Como admite Iván Redondo en su último artículo, el gran artífice de la victoria de Salvador Illa en las elecciones del régimen de Vichy ha sido la política tozuda y persistente de Oriol Junqueras. Ha sido la apuesta de ERC por la colaboración con el Estado la que ha centrado al PSC y ha mantenido a Pedro Sánchez al frente del gobierno de España. Sin la rendición descarnada de Junqueras, los socialistas catalanes continuarían atrapados en el discurso de VOX y del PP, demasiado lejos de Ada Colau para poder comprar sus amigos con cargos.
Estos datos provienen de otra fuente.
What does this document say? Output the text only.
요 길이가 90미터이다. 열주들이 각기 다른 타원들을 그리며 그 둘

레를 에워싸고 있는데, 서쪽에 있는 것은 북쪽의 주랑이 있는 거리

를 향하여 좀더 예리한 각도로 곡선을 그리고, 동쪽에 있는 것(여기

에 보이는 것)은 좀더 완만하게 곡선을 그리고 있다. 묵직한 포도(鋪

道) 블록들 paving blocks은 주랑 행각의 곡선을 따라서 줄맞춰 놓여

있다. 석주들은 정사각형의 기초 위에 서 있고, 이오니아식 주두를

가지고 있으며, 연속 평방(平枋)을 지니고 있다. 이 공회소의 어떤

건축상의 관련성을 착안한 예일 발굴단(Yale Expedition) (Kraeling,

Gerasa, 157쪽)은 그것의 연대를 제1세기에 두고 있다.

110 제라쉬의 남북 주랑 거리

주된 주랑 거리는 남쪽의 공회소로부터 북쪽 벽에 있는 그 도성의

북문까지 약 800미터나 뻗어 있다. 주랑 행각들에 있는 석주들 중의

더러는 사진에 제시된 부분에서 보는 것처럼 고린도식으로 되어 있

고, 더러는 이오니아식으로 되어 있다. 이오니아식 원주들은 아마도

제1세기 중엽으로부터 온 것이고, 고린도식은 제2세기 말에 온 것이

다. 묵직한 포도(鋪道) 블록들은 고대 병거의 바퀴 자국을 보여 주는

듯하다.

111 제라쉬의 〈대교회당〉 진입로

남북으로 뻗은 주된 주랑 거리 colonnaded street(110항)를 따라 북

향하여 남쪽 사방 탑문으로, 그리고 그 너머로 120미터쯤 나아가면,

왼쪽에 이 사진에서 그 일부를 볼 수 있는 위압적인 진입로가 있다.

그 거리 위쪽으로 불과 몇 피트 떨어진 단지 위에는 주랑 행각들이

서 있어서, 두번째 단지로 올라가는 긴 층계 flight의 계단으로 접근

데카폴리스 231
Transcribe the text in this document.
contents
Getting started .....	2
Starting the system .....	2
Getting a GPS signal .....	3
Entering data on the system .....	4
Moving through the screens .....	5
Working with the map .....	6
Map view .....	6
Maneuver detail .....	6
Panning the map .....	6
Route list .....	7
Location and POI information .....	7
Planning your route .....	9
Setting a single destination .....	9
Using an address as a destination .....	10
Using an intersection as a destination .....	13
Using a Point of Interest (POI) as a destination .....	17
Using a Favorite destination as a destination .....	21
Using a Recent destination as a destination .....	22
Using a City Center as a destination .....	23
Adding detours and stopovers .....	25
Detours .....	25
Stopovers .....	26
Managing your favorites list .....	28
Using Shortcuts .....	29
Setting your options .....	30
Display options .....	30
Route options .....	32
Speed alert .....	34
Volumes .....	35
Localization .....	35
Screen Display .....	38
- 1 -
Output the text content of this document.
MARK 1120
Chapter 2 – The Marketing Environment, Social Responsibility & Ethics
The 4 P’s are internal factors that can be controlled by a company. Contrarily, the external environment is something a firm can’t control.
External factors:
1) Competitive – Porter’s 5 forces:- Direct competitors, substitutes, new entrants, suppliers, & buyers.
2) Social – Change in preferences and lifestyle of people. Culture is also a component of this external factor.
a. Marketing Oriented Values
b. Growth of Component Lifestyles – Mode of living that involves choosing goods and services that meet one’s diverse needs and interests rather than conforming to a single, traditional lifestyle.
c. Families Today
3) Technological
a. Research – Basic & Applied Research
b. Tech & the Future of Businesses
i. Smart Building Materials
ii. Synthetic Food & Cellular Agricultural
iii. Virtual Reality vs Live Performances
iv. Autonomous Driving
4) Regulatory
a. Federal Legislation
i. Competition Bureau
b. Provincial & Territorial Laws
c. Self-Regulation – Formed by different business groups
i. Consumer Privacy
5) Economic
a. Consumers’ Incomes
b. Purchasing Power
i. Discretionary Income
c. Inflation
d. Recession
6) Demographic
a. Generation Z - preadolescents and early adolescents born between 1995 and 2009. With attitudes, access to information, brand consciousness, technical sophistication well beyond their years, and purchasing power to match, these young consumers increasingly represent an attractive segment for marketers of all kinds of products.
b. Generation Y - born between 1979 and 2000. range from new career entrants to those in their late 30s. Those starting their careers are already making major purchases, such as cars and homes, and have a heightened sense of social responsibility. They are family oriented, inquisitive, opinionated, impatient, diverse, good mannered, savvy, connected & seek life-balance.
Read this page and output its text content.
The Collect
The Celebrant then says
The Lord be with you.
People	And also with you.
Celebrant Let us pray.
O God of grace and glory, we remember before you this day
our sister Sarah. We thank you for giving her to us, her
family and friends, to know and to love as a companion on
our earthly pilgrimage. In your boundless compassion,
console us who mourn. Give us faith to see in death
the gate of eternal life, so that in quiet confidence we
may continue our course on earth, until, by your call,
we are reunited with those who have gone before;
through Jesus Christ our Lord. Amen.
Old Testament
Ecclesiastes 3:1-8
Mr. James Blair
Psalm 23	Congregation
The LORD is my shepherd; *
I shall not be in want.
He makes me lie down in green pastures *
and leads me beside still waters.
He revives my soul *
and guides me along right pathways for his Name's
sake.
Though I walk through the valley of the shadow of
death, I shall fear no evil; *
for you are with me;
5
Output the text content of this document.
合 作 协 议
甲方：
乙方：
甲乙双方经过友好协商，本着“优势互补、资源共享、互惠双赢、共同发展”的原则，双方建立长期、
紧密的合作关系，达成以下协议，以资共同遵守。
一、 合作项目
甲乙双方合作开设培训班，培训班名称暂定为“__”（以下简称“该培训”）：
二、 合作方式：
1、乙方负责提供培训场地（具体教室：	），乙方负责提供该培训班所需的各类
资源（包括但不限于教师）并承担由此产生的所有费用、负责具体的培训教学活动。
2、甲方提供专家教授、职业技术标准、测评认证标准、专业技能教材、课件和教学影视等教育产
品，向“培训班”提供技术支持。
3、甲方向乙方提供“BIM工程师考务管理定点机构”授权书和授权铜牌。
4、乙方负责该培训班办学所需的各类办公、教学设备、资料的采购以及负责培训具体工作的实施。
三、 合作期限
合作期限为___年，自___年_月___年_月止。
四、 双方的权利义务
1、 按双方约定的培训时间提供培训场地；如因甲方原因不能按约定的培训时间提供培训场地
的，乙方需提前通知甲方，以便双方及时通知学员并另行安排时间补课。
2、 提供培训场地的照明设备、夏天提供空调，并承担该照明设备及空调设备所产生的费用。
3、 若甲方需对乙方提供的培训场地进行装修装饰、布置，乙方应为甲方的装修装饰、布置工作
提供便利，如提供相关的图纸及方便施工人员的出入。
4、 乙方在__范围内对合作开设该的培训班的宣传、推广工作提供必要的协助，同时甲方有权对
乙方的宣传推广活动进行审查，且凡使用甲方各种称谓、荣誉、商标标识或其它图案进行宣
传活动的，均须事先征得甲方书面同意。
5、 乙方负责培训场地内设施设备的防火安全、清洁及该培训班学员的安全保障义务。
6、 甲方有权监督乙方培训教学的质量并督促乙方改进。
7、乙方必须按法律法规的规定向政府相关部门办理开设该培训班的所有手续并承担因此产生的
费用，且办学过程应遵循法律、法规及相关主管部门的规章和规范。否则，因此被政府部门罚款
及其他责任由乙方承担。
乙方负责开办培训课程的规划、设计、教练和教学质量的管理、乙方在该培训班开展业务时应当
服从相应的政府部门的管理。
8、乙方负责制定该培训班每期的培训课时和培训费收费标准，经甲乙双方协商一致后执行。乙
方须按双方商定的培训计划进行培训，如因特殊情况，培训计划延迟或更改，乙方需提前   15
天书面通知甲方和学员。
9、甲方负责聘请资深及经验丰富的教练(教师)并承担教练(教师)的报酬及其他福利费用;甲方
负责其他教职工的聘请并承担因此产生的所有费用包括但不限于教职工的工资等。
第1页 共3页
Por más que el PSC haga la comedia de la pacificación, quien tiene la sartén por el mango en Catalunya todavía es el independentismo. El PSC ha ganado por los pelos con una abstención altísima y con los dos representantes políticos principales del 1 de octubre atados de pies y manos, y con la imagen muy deteriorada. Junqueras todavía está inhabilitado por el Estado español, mientras que Puigdemont ha tenido que hacer campaña desde Francia, con un partido deshecho. Ganar a un atleta cojo y amenazado no es ganar precisamente unas olimpiadas.
La rendición de Junqueras ha dado la victoria al PSC, a expensas del hundimiento de ERC, pero también ha consolidado la idea, hasta no hace mucho superada, que Catalunya es un país ocupado y colonizado, que no tiene ningún futuro sometido a España. Carles Puigdemont perdió el liderazgo político del país en el momento que mandó a Quim Torra a legitimar el 155, pero se ha sabido cobrar el apoyo a Sánchez, y ahora no hay ninguna facción de su partido que pueda prescindir de él. Solo hay que recordar los intentos que el régimen de Vichy ha hecho para jubilar a Puigdemont, para ver que la victoria del PSC no servirá para restablecer la normalidad democrática anhelada.
España cuenta con los expats y con los inmigrantes del tercer mundo para españolizar a Catalunya, pero necesita tiempo —quizás una generación o dos— para conseguirlo. Mientras tanto, se irá haciendo cada vez más claro que el procés no dejó de lado a la mitad de los catalanes, como se cuenta a menudo, aprovechando la retórica paternalista que Junqueras adoptó para atraer a los socialistas. Al contrario, el proceso fue un intento de discutir, pacíficamente, a través de un referéndum, las amenazas violentas y antidemocráticas que marcaron los pactos de la Transición, y la relación histórica entre Catalunya y España.
No se puede esperar que Catalunya acepte su desaparición sin luchar, y atropellar todo el que encuentre en su camino; el mundo no funciona así. Mientras la democracia española necesite que los catalanes firmen con el olvido su suicidio nacional no habrá democracia en Catalunya
Si el gen convergente no se ha despertado del todo, la sociovergencia no acaba de resucitar, y la autonomía ha perdido su prestigio, es precisamente porque la historia quiere cobrarse la factura de aquellos pactos. No se puede esperar que Catalunya acepte su desaparición sin luchar, y atropellar todo el que encuentre en su camino; el mundo no funciona así. Mientras la democracia española necesite que los catalanes firmen con el olvido su suicidio nacional no habrá democracia en Catalunya, es muy sencillo. Cuanto más fuerza tenga el PSC, más se verán las continuidades con el franquismo y con las guerras esperpénticas del siglo XIX.
A medida que todo el mundo pierda la esperanza de maquillar otra vez los muertos con la cosmética de la sociovergencia, la historia irá cogiendo más peso. Es probable que el espacio político de Junqueras y Puigdemont converja en un solo partido de centroizquierda, y que el independentismo no institucional vuelva a ensanchar los márgenes, y a ganar peso cultural. En el pòdcast que Zarzalejos le ha hecho a Jordi Amat, se ve muy claro. Hablando de la inmigración del Tercer Mundo, Amat dice que Catalunya tiene que repensarse para poder integrar los nuevos catalanes y Zarzalejos le responde que lo que pasa es que son nuevos españoles.
Ahora todo el mundo se siente traicionado y decepcionado. Y quien no busca soluciones en las mentiras piadosas del viejo pujolismo parece que se haya intoxicado con un manual trotskista. Pero vienen unos juegos del hambre, y el enemigo común de los catalanes volverá a ser España. Esta vez de manera mucho más cruda, corrosiva y larga.